16.01.–21.02.1993

Jean-Frédéric Schnyder, 1945 geboren und in Uttigen in der Schweiz lebend, ist ein Künstler, der in keine Schublade paßt, dem die Disparität und Diskontinuität seines Werkes zur Lebensnotwendigkeit geworden ist.

Einmal hat Schnyder geoffenbart, "daß es bei mir einen ewigen Traum gegeben hat, Landschaftsmalerei zu betreiben, mich also an dieser uralten Aufgabe zu versuchen, ganz reell, mit einem normalen Tagesablauf: auszuziehen mit einer kleinen Staffelei, lucky ein Bild zu malen und abends mit gutem Appetit nach dem langen Tag an der Luft nach Hause zu kommen." Schnyder weiß, wovon er spricht. Seit 1982 hat er die Landschaft kreuz und quer durchreist, mit seinem Velo, die Staffelei auf dem Rücken, oder per Generalabonnement der Schweizer Bahn. Daraus sind 126 Berner Veduten (1982/83) im Tagesrythmus entstanden, 1988/89 folgten die Serien der Wartesäle und der Bänkli. Solchermaßen hat sich Schnyder einem Publikum und seiner Kritik ausgesetzt, für welches die Arbeit des Malers immer etwas Exotisches bleiben wird. Doch nicht minder für das gelehrte Kunstpublikum behalten Schnyders Bilder etwas Rätselhaftes. Wie kann sich jemand mit derselben Intensität dem Abend am Thunersee, seinem Hund Dritchi, Drei Schaumgummischwämmchen widmen, eine Fülle abstrakter Bilder malen und nicht zuletzt gar wagen, das Thema Hänsel und Gretel in Angriff zu nehmen? Patrick Frey hat uns einen Fingerzeig gegeben: Das kann nur jemand, der sich "diese Mischung aus Lebensnähe und tief zweifelnder Intelligenz" bewahrt hat.
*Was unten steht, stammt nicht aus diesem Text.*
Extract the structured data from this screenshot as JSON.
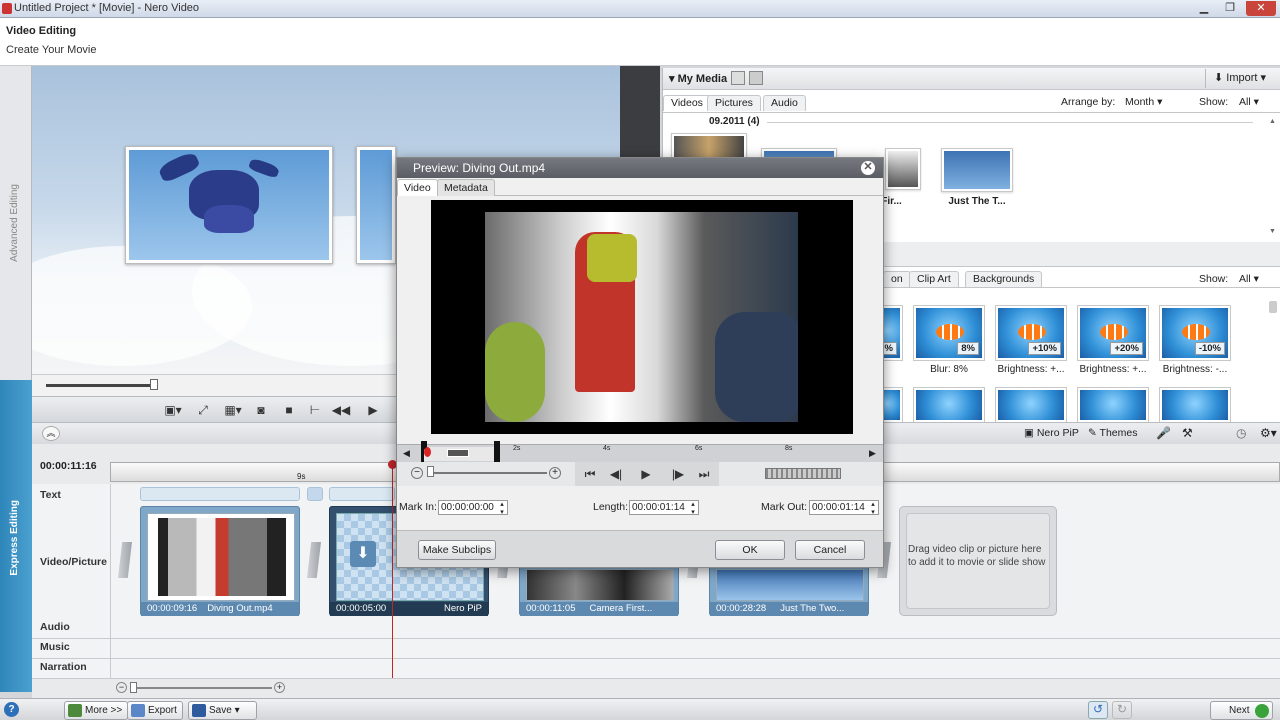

Man muß wissen, daß Schnyder erst relativ spät und als Autodidakt zur Ölmalerei gefunden hat und sich dazu bekennt. Zuvor, gegen Ende der sechziger und zu Anfang der siebziger Jahre hat er erfolgreich Werke produziert, die der Pop Art und schließlich der Concept Art nahestanden. Aber da war noch die Liebe zur Normalität, zum Leben ringsum in all seiner Doppelbödigkeit, seinen abgrundtiefen Wertgefällen, seiner Heterogenität und Einfachheit. All dies ist in der Malerei Schnyders thematisch, und dies macht ihn wie keinen anderen zum Zeitgenossen.

Jean-Frédéric Schnyder, obwohl vielen ein alter Bekannter, bestreitet nun mit der Ausstellung "Landschaft" im Portikus Frankfurt seine erste Einzelausstellung in einer öffentlichen deutschen Kunsthalle. Hinter den unverdächtigen Titel - so wird man feststellen - verbirgt sich allerdings alles andere als ein weiteres Kapitel konventioneller Landschaftsmalerei. Vielmehr eröffnet der 1990/91 entstandene Zyklus, indem er Tiefen einer spezifisch gegenwärtigen Bewußtseinslage auslotet, die ganze Spannbreite der Schnyderschen Kunst.